Añadiría a esta explicación que el entusiasmo obedeció también al gusto, al placer de participar, que sienten los jóvenes.

Eso lo veo claro. Lo que apenas vislumbro, es ¿qué va a suceder cuando no haya ya dónde participar? Se acaba la oportunidad, no la necesidad de participar. Porque los jóvenes en esta ciudad no sólo tienen escaso campo de participación, sino, por ejemplo, los muy jóvenes son constantemente perseguidos y extorsionados por la horripilante policía de la capital. Apenas unos patrulleros dan con un joven que esté solo, caen sobre él con la acusación de traer mariguana u otra sustancia perseguida y amenazan al joven con llevarlo a la delegación. A mi hijo le sucedió tres veces cuando era muy joven e indefenso.

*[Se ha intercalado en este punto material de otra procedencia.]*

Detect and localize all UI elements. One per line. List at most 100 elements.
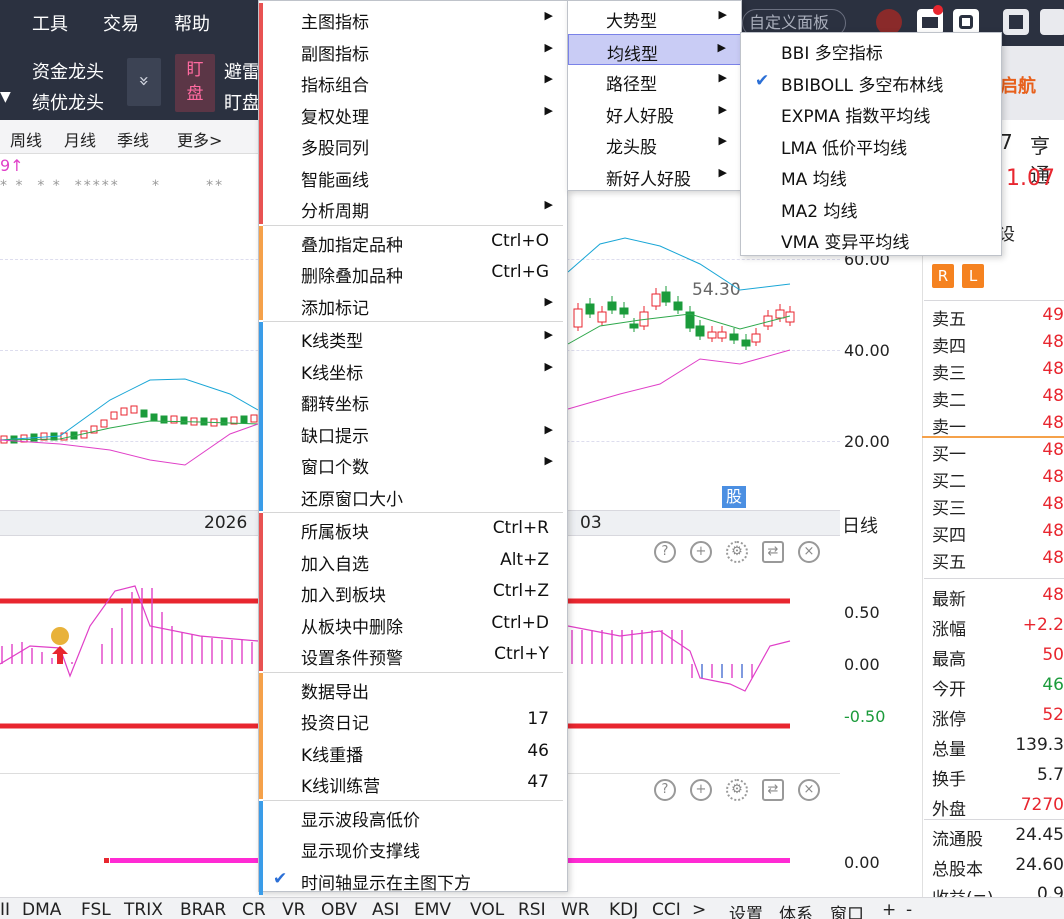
context-menu-item[interactable]: K线坐标 ▶ xyxy=(259,354,567,385)
settings-gear-icon[interactable]: ⚙ xyxy=(726,779,748,801)
window-icon[interactable] xyxy=(1040,9,1064,35)
indicator-tab[interactable]: 设置 xyxy=(729,900,763,919)
close-icon[interactable]: × xyxy=(798,779,820,801)
swap-icon[interactable]: ⇄ xyxy=(762,779,784,801)
submenu-item[interactable]: MA2 均线 xyxy=(741,192,1001,223)
indicator-tab[interactable]: DMA xyxy=(22,900,61,919)
chip-l[interactable]: L xyxy=(962,264,984,288)
context-menu-item[interactable]: 指标组合 ▶ xyxy=(259,66,567,97)
quick-item-quality-leader[interactable]: 绩优龙头 xyxy=(32,89,104,115)
indicator-tab[interactable]: CCI xyxy=(652,900,681,919)
tab-month[interactable]: 月线 xyxy=(64,127,96,151)
quick-item-watch[interactable]: 盯盘 xyxy=(224,89,260,115)
context-menu-item[interactable]: 还原窗口大小 xyxy=(259,480,567,511)
context-menu-item[interactable]: 从板块中删除 Ctrl+D xyxy=(259,608,567,639)
indicator-tab[interactable]: BRAR xyxy=(180,900,226,919)
help-icon[interactable]: ? xyxy=(654,779,676,801)
context-menu-item[interactable]: 显示波段高低价 xyxy=(259,801,567,832)
collapse-chevron-icon[interactable]: » xyxy=(127,58,161,106)
context-menu-item[interactable]: 缺口提示 ▶ xyxy=(259,417,567,448)
indicator-tab[interactable]: 体系 xyxy=(779,900,813,919)
tab-week[interactable]: 周线 xyxy=(10,127,42,151)
submenu-item[interactable]: VMA 变异平均线 xyxy=(741,223,1001,254)
context-menu-item[interactable]: 叠加指定品种 Ctrl+O xyxy=(259,226,567,257)
submenu-item[interactable]: LMA 低价平均线 xyxy=(741,129,1001,160)
period-label: 日线 xyxy=(842,516,878,537)
submenu-item[interactable]: BBI 多空指标 xyxy=(741,34,1001,65)
context-menu-item[interactable]: K线重播 46 xyxy=(259,736,567,767)
context-menu-item[interactable]: 翻转坐标 xyxy=(259,385,567,416)
indicator-tab[interactable]: WR xyxy=(561,900,590,919)
submenu-item-label: LMA 低价平均线 xyxy=(781,138,908,159)
context-menu-item[interactable]: K线类型 ▶ xyxy=(259,322,567,353)
submenu-item[interactable]: 新好人好股 ▶ xyxy=(568,160,741,191)
period-tabs: 周线 月线 季线 更多> xyxy=(0,120,262,154)
submenu-item[interactable]: 好人好股 ▶ xyxy=(568,97,741,128)
menu-help[interactable]: 帮助 xyxy=(174,10,210,36)
context-menu-item[interactable]: 复权处理 ▶ xyxy=(259,98,567,129)
context-menu-item[interactable]: 时间轴显示在主图下方 ✔ xyxy=(259,864,567,895)
quick-item-fund-leader[interactable]: 资金龙头 xyxy=(32,58,104,84)
indicator-tab[interactable]: FSL xyxy=(81,900,111,919)
submenu-item[interactable]: 大势型 ▶ xyxy=(568,2,741,33)
indicator-tab[interactable]: 窗口 xyxy=(830,900,864,919)
indicator-tab[interactable]: VOL xyxy=(470,900,504,919)
submenu-item[interactable]: 路径型 ▶ xyxy=(568,65,741,96)
indicator-tab[interactable]: - xyxy=(906,900,912,919)
fragment-i: l xyxy=(0,58,1,79)
tab-more[interactable]: 更多> xyxy=(177,127,222,151)
candlestick xyxy=(619,307,629,315)
quote-label: 买五 xyxy=(932,553,966,573)
indicator-tab[interactable]: OBV xyxy=(321,900,357,919)
quick-item-avoid[interactable]: 避雷 xyxy=(224,58,260,84)
menu-tools[interactable]: 工具 xyxy=(32,10,68,36)
context-menu-item[interactable]: 分析周期 ▶ xyxy=(259,192,567,223)
stare-button[interactable]: 盯盘 xyxy=(175,54,215,112)
context-menu-item[interactable]: 智能画线 xyxy=(259,161,567,192)
indicator-tab[interactable]: KDJ xyxy=(609,900,638,919)
indicator-tab[interactable]: TRIX xyxy=(124,900,163,919)
shirt-icon[interactable] xyxy=(1003,9,1029,35)
candlestick xyxy=(200,417,208,426)
context-menu-item[interactable]: 所属板块 Ctrl+R xyxy=(259,513,567,544)
context-menu-item[interactable]: 添加标记 ▶ xyxy=(259,289,567,320)
context-menu-item[interactable]: 删除叠加品种 Ctrl+G xyxy=(259,257,567,288)
indicator-tab[interactable]: + xyxy=(882,900,896,919)
submenu-arrow-icon: ▶ xyxy=(718,134,727,147)
context-menu-item[interactable]: 加入自选 Alt+Z xyxy=(259,545,567,576)
indicator-tab[interactable]: ASI xyxy=(372,900,399,919)
menu-item-label: 多股同列 xyxy=(301,139,369,159)
context-menu-item[interactable]: 多股同列 xyxy=(259,129,567,160)
tab-quarter[interactable]: 季线 xyxy=(117,127,149,151)
indicator-tab[interactable]: II xyxy=(0,900,10,919)
menu-item-label: K线坐标 xyxy=(301,363,364,384)
context-menu-item[interactable]: K线训练营 47 xyxy=(259,767,567,798)
indicator-tab[interactable]: EMV xyxy=(414,900,451,919)
indicator-tab[interactable]: VR xyxy=(282,900,305,919)
submenu-item[interactable]: BBIBOLL 多空布林线 ✔ xyxy=(741,66,1001,97)
indicator-tab[interactable]: > xyxy=(692,900,706,919)
quote-value: 48 xyxy=(1042,413,1064,433)
y-tick: 40.00 xyxy=(844,341,890,360)
context-menu-item[interactable]: 显示现价支撑线 xyxy=(259,832,567,863)
indicator-tab[interactable]: CR xyxy=(242,900,266,919)
chip-r[interactable]: R xyxy=(932,264,954,288)
quote-value: 49 xyxy=(1042,305,1064,325)
context-menu-item[interactable]: 投资日记 17 xyxy=(259,704,567,735)
context-menu-item[interactable]: 数据导出 xyxy=(259,673,567,704)
menu-trade[interactable]: 交易 xyxy=(103,10,139,36)
submenu-item[interactable]: MA 均线 xyxy=(741,160,1001,191)
zoom-in-icon[interactable]: + xyxy=(690,779,712,801)
submenu-item[interactable]: 均线型 ▶ xyxy=(568,33,741,65)
indicator-tab[interactable]: RSI xyxy=(518,900,546,919)
menu-item-label: 叠加指定品种 xyxy=(301,235,403,256)
candlestick xyxy=(140,409,148,418)
context-menu-item[interactable]: 设置条件预警 Ctrl+Y xyxy=(259,639,567,670)
submenu-item[interactable]: 龙头股 ▶ xyxy=(568,128,741,159)
submenu-item[interactable]: EXPMA 指数平均线 xyxy=(741,97,1001,128)
context-menu-item[interactable]: 主图指标 ▶ xyxy=(259,3,567,34)
context-menu-item[interactable]: 副图指标 ▶ xyxy=(259,35,567,66)
context-menu-item[interactable]: 加入到板块 Ctrl+Z xyxy=(259,576,567,607)
submenu-item-label: EXPMA 指数平均线 xyxy=(781,107,931,127)
context-menu-item[interactable]: 窗口个数 ▶ xyxy=(259,448,567,479)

Esa envilecida costumbre, sacar dinero a los jóvenes, es la que está, me parece, en la base de tragedias como la del News Divine, porque si no, que nos expliquen ¿qué tenían qué hacer 200 policías en una tardeada de adolescentes? La policía es la pesadilla de los desdichados niños y niñas en situación de calle. Las infamias de que se registran en este desorden no pueden creerse.

Sería fácil tratar de impedir que estos abusos continuaran perpetrándose, pero no ha habido voluntad política de hacer menos adversa la vida de los olvidados jóvenes marginados de la ciudad.

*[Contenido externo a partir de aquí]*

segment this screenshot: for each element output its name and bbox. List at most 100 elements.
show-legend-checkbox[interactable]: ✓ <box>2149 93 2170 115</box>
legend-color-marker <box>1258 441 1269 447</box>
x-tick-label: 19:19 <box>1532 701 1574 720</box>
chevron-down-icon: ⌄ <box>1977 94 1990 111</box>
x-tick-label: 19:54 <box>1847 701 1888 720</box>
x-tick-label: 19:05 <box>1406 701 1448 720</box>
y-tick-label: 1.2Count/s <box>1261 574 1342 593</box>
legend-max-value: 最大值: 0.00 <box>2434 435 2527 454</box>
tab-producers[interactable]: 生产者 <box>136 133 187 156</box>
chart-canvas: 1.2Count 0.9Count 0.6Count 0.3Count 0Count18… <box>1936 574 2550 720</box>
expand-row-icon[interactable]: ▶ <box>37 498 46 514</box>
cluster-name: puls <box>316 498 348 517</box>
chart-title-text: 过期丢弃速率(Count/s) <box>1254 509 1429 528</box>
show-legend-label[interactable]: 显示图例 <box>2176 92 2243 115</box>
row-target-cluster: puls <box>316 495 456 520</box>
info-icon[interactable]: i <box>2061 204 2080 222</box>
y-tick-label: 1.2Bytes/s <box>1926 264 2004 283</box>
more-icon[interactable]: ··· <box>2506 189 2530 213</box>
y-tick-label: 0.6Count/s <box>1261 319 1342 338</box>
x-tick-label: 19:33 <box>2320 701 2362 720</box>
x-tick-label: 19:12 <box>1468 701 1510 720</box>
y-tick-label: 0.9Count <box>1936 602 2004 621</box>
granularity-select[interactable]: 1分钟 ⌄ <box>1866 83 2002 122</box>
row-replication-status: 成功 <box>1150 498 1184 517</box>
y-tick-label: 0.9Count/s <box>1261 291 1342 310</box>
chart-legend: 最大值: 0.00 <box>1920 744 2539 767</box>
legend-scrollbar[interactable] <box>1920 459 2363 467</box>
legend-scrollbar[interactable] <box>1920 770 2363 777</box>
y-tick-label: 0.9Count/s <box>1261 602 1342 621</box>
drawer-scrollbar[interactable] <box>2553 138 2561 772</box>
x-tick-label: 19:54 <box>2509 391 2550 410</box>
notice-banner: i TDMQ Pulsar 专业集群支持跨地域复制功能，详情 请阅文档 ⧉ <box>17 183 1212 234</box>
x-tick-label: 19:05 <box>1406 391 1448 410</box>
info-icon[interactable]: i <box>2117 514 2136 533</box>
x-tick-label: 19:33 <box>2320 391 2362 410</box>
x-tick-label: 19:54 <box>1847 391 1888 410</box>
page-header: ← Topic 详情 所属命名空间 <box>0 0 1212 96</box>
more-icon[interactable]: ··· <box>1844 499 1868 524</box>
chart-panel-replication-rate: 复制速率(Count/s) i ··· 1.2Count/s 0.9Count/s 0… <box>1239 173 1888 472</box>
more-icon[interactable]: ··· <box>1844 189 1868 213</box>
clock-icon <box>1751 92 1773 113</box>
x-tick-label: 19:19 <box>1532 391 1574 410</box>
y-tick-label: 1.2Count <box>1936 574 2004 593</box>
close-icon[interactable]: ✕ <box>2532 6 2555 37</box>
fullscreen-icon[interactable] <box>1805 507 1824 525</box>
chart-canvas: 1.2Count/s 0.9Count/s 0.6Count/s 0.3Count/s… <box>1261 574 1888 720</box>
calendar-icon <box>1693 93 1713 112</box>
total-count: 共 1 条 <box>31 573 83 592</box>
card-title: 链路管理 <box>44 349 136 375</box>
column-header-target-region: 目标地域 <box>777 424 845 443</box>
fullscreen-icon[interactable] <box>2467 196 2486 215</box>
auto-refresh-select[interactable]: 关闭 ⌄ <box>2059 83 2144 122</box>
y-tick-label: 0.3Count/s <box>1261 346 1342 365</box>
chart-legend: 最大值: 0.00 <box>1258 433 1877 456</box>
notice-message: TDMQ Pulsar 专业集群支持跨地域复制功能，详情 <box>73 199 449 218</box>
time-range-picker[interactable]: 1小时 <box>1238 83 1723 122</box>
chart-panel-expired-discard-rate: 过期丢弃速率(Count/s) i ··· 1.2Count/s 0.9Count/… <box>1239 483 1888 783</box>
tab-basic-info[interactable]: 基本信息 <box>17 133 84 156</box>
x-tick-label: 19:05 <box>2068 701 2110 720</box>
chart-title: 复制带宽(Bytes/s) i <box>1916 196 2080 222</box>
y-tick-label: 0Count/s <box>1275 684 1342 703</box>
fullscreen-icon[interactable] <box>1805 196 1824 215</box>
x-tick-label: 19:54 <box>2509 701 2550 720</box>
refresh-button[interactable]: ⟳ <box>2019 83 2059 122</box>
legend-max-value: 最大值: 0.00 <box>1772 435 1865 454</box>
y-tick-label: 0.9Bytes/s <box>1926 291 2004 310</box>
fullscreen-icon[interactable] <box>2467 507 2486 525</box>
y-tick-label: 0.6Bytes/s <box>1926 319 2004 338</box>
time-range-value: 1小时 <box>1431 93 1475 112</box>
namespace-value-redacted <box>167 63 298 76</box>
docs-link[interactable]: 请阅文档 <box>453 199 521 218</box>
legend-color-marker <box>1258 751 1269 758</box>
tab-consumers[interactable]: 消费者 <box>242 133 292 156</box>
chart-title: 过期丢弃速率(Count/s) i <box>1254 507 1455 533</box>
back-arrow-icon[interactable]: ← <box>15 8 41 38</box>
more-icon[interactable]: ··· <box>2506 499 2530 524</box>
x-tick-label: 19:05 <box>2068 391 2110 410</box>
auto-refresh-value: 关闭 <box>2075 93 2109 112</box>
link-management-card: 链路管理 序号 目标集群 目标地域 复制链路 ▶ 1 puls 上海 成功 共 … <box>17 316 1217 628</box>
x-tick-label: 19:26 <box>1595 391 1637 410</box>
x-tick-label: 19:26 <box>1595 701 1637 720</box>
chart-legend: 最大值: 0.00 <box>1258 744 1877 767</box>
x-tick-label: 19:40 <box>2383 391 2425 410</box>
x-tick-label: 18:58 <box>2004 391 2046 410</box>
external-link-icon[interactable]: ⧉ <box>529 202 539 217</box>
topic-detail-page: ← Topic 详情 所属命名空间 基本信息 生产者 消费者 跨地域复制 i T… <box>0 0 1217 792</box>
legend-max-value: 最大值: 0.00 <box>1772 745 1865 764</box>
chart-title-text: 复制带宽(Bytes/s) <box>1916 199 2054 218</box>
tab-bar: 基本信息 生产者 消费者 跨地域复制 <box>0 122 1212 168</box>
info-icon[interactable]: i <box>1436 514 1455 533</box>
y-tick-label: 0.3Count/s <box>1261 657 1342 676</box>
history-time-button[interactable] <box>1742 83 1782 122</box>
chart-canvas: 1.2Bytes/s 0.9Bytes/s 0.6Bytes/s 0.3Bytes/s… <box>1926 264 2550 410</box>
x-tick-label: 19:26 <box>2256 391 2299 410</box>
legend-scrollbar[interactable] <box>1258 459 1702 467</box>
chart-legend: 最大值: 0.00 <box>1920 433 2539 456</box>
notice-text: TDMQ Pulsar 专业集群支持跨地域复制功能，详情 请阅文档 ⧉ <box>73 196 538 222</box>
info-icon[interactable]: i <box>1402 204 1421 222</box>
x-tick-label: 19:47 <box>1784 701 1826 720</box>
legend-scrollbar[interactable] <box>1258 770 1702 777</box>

Aunque la juventud es un estado y como tal, transitorio, no constitutivo de las personas, y debiera poderse unificar a todos los jóvenes, marginados y no marginados en una sola categoría, en esta ciudad es imposible. Y no va a ser fácil volver a ver el emocionante espectáculo de la animada solidaridad juvenil que hemos admirado. Se precisaría, tal vez, otra tragedia.

Este análisis se publicó el 1 de octubre de 2017 en la edición 2135 de la revista Proceso.